Hint: Recall the concept of a balanced Wheatstone Bridge.

Explanation: The bridge is an arrangement of four resistances that can be used to measure one of them in terms of rest. Here arms \(AB\) and \(BC\) are called ratio arms and arms \(AC\) and \(BD\) are called conjugate arms.
   
Balanced bridge: The bridge is said to be balanced when deflection in the galvanometer is zero, i.e. no current flows through the galvanometer or in other words \({V}_{{B}}={V}_{{D}}.\)
In the balanced condition \(\frac{P}{Q}=\frac{R}{S},\) on mutually changing the position of the cell and galvanometer this condition will not change.
Unbalanced bridge: If the bridge is not balanced current will flow from \(D\) to \(B\) if \(V_D>V_B,\) i.e. \(\left(V_A-V_D\right)<\left(V_A-V_B\right)\) which gives \(P S>R Q.\)
According to the problem for first students, \({R}_2=10 \Omega, {R}_1=5 \Omega, {R}_3=5 \Omega\)

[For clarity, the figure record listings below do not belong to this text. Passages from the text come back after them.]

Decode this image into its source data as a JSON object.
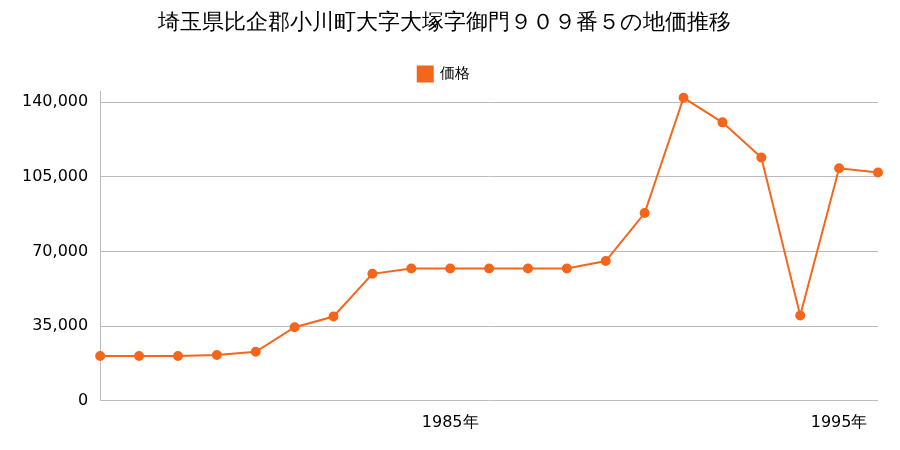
{
  "chart_data": {
    "type": "line",
    "title": "埼玉県比企郡小川町大字大塚字御門９０９番５の地価推移",
    "categories": [
      null,
      null,
      null,
      null,
      null,
      null,
      null,
      null,
      null,
      "1985年",
      null,
      null,
      null,
      null,
      null,
      null,
      null,
      null,
      null,
      "1995年",
      null
    ],
    "series": [
      {
        "name": "価格",
        "color": "#f4661b",
        "marker": "circle",
        "values": [
          21000,
          21000,
          21000,
          21500,
          23000,
          34500,
          39500,
          59500,
          62000,
          62000,
          62000,
          62000,
          62000,
          65500,
          88000,
          142000,
          130500,
          114000,
          40000,
          109000,
          107000
        ]
      }
    ],
    "ylim": [
      0,
      145000
    ],
    "yticks": [
      0,
      {
        "value": 35000,
        "label": "35,000"
      },
      {
        "value": 70000,
        "label": "70,000"
      },
      {
        "value": 105000,
        "label": "105,000"
      },
      {
        "value": 140000,
        "label": "140,000"
      }
    ],
    "grid": true,
    "legend": "top"
  }
}
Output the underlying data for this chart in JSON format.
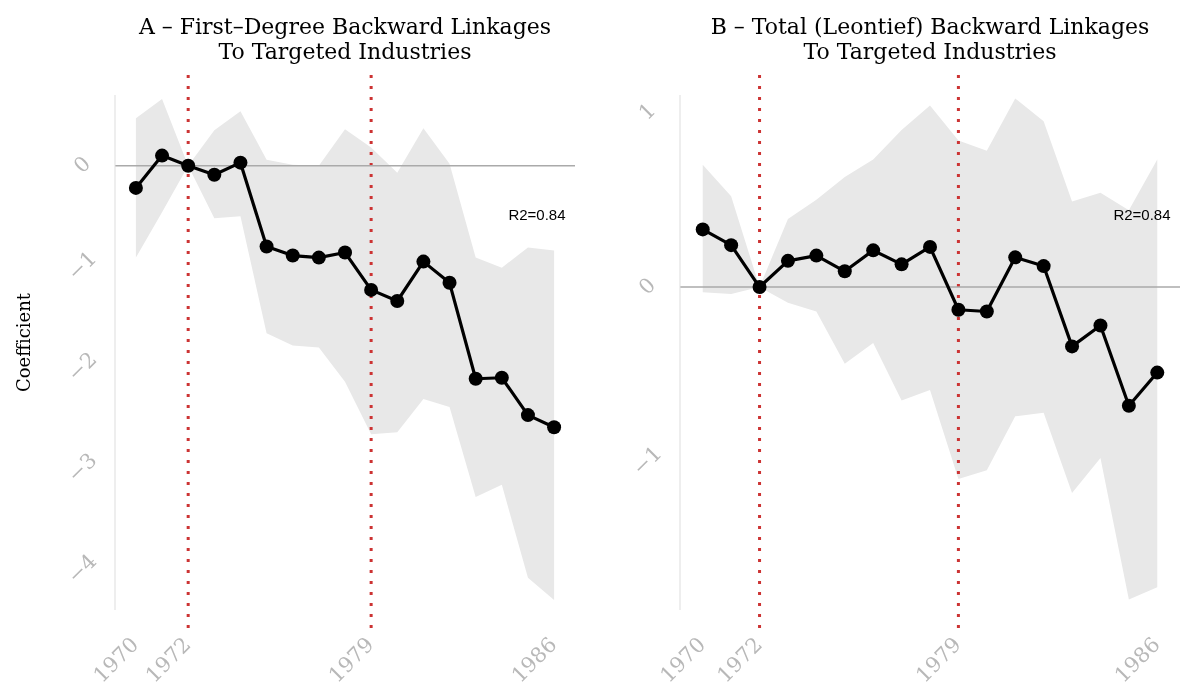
{
  "chart_data": [
    {
      "type": "line",
      "title": "A – First–Degree Backward Linkages\nTo Targeted Industries",
      "ylabel": "Coefficient",
      "x": [
        1970,
        1971,
        1972,
        1973,
        1974,
        1975,
        1976,
        1977,
        1978,
        1979,
        1980,
        1981,
        1982,
        1983,
        1984,
        1985,
        1986
      ],
      "series": [
        {
          "color": "#000000",
          "values": [
            -0.22,
            0.1,
            0,
            -0.09,
            0.03,
            -0.8,
            -0.89,
            -0.91,
            -0.86,
            -1.23,
            -1.34,
            -0.95,
            -1.16,
            -2.11,
            -2.1,
            -2.47,
            -2.59
          ],
          "lower": [
            -0.91,
            -0.46,
            0,
            -0.52,
            -0.5,
            -1.66,
            -1.78,
            -1.8,
            -2.14,
            -2.66,
            -2.64,
            -2.31,
            -2.39,
            -3.28,
            -3.16,
            -4.08,
            -4.3
          ],
          "upper": [
            0.47,
            0.66,
            0,
            0.35,
            0.54,
            0.06,
            0.01,
            0,
            0.36,
            0.18,
            -0.07,
            0.37,
            0.02,
            -0.91,
            -1.01,
            -0.81,
            -0.84
          ]
        }
      ],
      "xlim": [
        1969.2,
        1986.8
      ],
      "xticks": [
        1970,
        1972,
        1979,
        1986
      ],
      "ylim": [
        -4.4,
        0.7
      ],
      "yticks": [
        -4,
        -3,
        -2,
        -1,
        0
      ],
      "ref_lines": [
        {
          "axis": "x",
          "value": 1972,
          "color": "#cc3333",
          "line_style": "dotted"
        },
        {
          "axis": "x",
          "value": 1979,
          "color": "#cc3333",
          "line_style": "dotted"
        },
        {
          "axis": "y",
          "value": 0,
          "color": "#aaaaaa",
          "line_style": "solid"
        }
      ],
      "annotations": [
        "R2=0.84"
      ],
      "marker": "circle",
      "line_style": "solid",
      "grid": false
    },
    {
      "type": "line",
      "title": "B – Total (Leontief) Backward Linkages\nTo Targeted Industries",
      "x": [
        1970,
        1971,
        1972,
        1973,
        1974,
        1975,
        1976,
        1977,
        1978,
        1979,
        1980,
        1981,
        1982,
        1983,
        1984,
        1985,
        1986
      ],
      "series": [
        {
          "color": "#000000",
          "values": [
            0.33,
            0.24,
            0,
            0.15,
            0.18,
            0.09,
            0.21,
            0.13,
            0.23,
            -0.13,
            -0.14,
            0.17,
            0.12,
            -0.34,
            -0.22,
            -0.68,
            -0.49
          ],
          "lower": [
            -0.03,
            -0.04,
            0,
            -0.09,
            -0.14,
            -0.44,
            -0.32,
            -0.65,
            -0.59,
            -1.1,
            -1.05,
            -0.74,
            -0.72,
            -1.18,
            -0.98,
            -1.79,
            -1.72
          ],
          "upper": [
            0.7,
            0.52,
            0,
            0.39,
            0.5,
            0.63,
            0.73,
            0.9,
            1.04,
            0.84,
            0.78,
            1.08,
            0.95,
            0.49,
            0.54,
            0.44,
            0.73
          ]
        }
      ],
      "xlim": [
        1969.2,
        1986.8
      ],
      "xticks": [
        1970,
        1972,
        1979,
        1986
      ],
      "ylim": [
        -1.85,
        1.1
      ],
      "yticks": [
        -1,
        0,
        1
      ],
      "ref_lines": [
        {
          "axis": "x",
          "value": 1972,
          "color": "#cc3333",
          "line_style": "dotted"
        },
        {
          "axis": "x",
          "value": 1979,
          "color": "#cc3333",
          "line_style": "dotted"
        },
        {
          "axis": "y",
          "value": 0,
          "color": "#aaaaaa",
          "line_style": "solid"
        }
      ],
      "annotations": [
        "R2=0.84"
      ],
      "marker": "circle",
      "line_style": "solid",
      "grid": false
    }
  ]
}
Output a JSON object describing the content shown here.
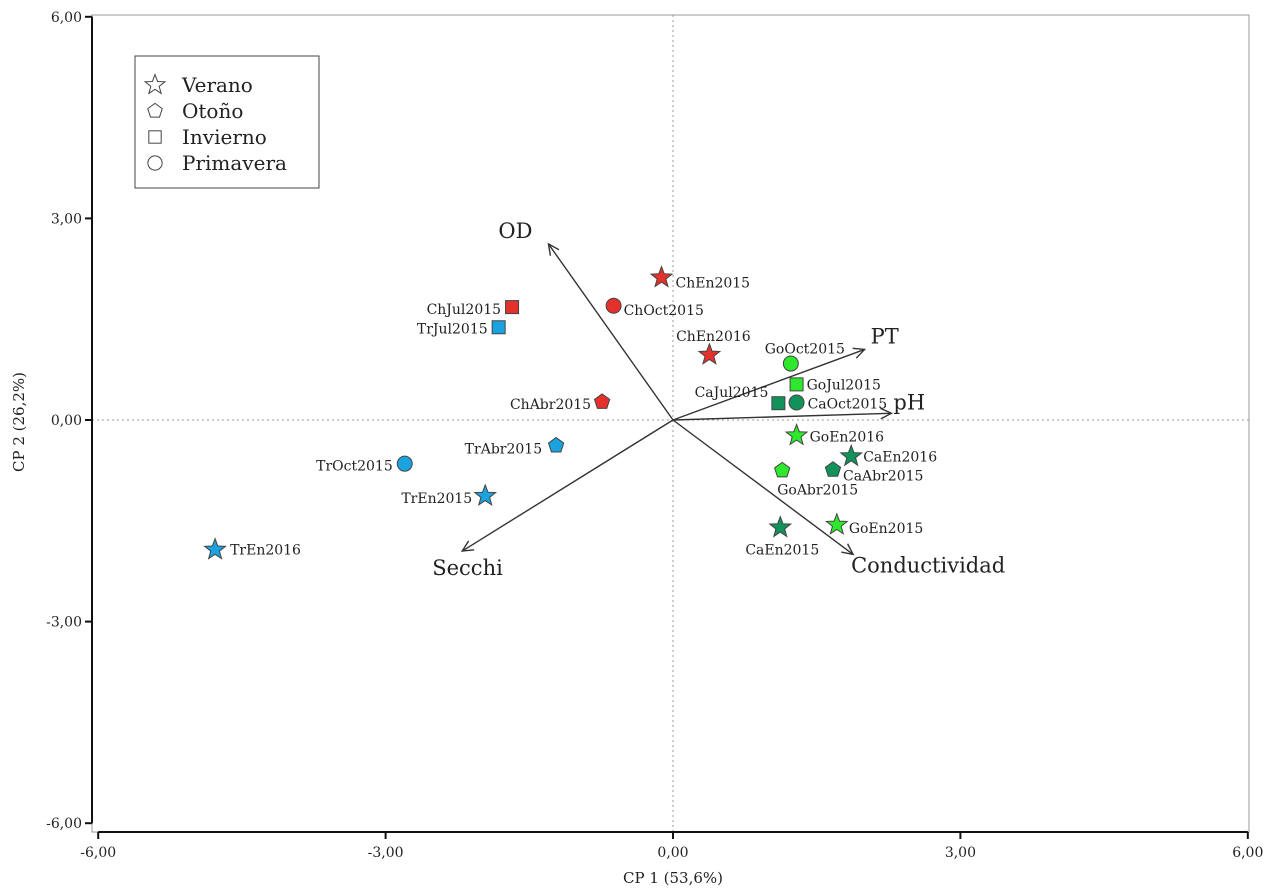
{
  "chart_data": {
    "type": "scatter",
    "xlabel": "CP 1 (53,6%)",
    "ylabel": "CP 2 (26,2%)",
    "xlim": [
      -6,
      6
    ],
    "ylim": [
      -6,
      6
    ],
    "x_ticks": [
      "-6,00",
      "-3,00",
      "0,00",
      "3,00",
      "6,00"
    ],
    "y_ticks": [
      "-6,00",
      "-3,00",
      "0,00",
      "3,00",
      "6,00"
    ],
    "x_tick_values": [
      -6,
      -3,
      0,
      3,
      6
    ],
    "y_tick_values": [
      -6,
      -3,
      0,
      3,
      6
    ],
    "reference_lines": {
      "x": 0,
      "y": 0,
      "style": "dotted"
    },
    "grid": false,
    "legend": {
      "position": "top-left",
      "entries": [
        {
          "label": "Verano",
          "shape": "star"
        },
        {
          "label": "Otoño",
          "shape": "pentagon"
        },
        {
          "label": "Invierno",
          "shape": "square"
        },
        {
          "label": "Primavera",
          "shape": "circle"
        }
      ]
    },
    "site_colors": {
      "Ch": "#e4312b",
      "Tr": "#1aa3e0",
      "Go": "#2ee82e",
      "Ca": "#11925a"
    },
    "points": [
      {
        "label": "ChEn2015",
        "x": -0.12,
        "y": 2.12,
        "shape": "star",
        "site": "Ch"
      },
      {
        "label": "ChOct2015",
        "x": -0.62,
        "y": 1.7,
        "shape": "circle",
        "site": "Ch"
      },
      {
        "label": "ChJul2015",
        "x": -1.68,
        "y": 1.68,
        "shape": "square",
        "site": "Ch"
      },
      {
        "label": "ChEn2016",
        "x": 0.38,
        "y": 0.97,
        "shape": "star",
        "site": "Ch"
      },
      {
        "label": "ChAbr2015",
        "x": -0.74,
        "y": 0.27,
        "shape": "pentagon",
        "site": "Ch"
      },
      {
        "label": "TrJul2015",
        "x": -1.82,
        "y": 1.38,
        "shape": "square",
        "site": "Tr"
      },
      {
        "label": "TrAbr2015",
        "x": -1.22,
        "y": -0.38,
        "shape": "pentagon",
        "site": "Tr"
      },
      {
        "label": "TrOct2015",
        "x": -2.8,
        "y": -0.65,
        "shape": "circle",
        "site": "Tr"
      },
      {
        "label": "TrEn2015",
        "x": -1.96,
        "y": -1.13,
        "shape": "star",
        "site": "Tr"
      },
      {
        "label": "TrEn2016",
        "x": -4.78,
        "y": -1.93,
        "shape": "star",
        "site": "Tr"
      },
      {
        "label": "GoOct2015",
        "x": 1.23,
        "y": 0.84,
        "shape": "circle",
        "site": "Go"
      },
      {
        "label": "GoJul2015",
        "x": 1.29,
        "y": 0.53,
        "shape": "square",
        "site": "Go"
      },
      {
        "label": "GoEn2016",
        "x": 1.29,
        "y": -0.23,
        "shape": "star",
        "site": "Go"
      },
      {
        "label": "GoAbr2015",
        "x": 1.14,
        "y": -0.75,
        "shape": "pentagon",
        "site": "Go"
      },
      {
        "label": "GoEn2015",
        "x": 1.71,
        "y": -1.56,
        "shape": "star",
        "site": "Go"
      },
      {
        "label": "CaJul2015",
        "x": 1.1,
        "y": 0.25,
        "shape": "square",
        "site": "Ca"
      },
      {
        "label": "CaOct2015",
        "x": 1.29,
        "y": 0.26,
        "shape": "circle",
        "site": "Ca"
      },
      {
        "label": "CaEn2016",
        "x": 1.86,
        "y": -0.54,
        "shape": "star",
        "site": "Ca"
      },
      {
        "label": "CaAbr2015",
        "x": 1.67,
        "y": -0.74,
        "shape": "pentagon",
        "site": "Ca"
      },
      {
        "label": "CaEn2015",
        "x": 1.12,
        "y": -1.6,
        "shape": "star",
        "site": "Ca"
      }
    ],
    "vectors": [
      {
        "label": "OD",
        "x": -1.3,
        "y": 2.62
      },
      {
        "label": "PT",
        "x": 2.0,
        "y": 1.05
      },
      {
        "label": "pH",
        "x": 2.28,
        "y": 0.1
      },
      {
        "label": "Secchi",
        "x": -2.2,
        "y": -1.95
      },
      {
        "label": "Conductividad",
        "x": 1.88,
        "y": -2.0
      }
    ]
  }
}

For the second student, \(R_1=500 \Omega, R_2=1000 \Omega, R_3=5 \Omega\)
Let us take \(R_4=R.\)
Now, according to the Wheatstone Bridge rule,
\(\frac{R_2}{R_1}=\frac{R_4}{R_3} \Rightarrow R_4=R_3 \times \frac{R_2}{R_1}\)
Now putting all the values in the above equation, we get \(R=10~ \Omega\) for both students. Thus, we can analyse that the Wheatstone bridge is most sensitive and accurate if resistances are of the same value.
Thus, the errors of measurement of the two students depend on the accuracy and sensitivity of the bridge,
which in turn depends on the accuracy with which \(R_2\) and \(R_1\) can be measured. The currents through the arms of the bridge are very weak when \(R_2\) and \(R_1\) are larger. This can make the determination of the null point accurately more difficult.
   
Hence, option (3) is the correct answer.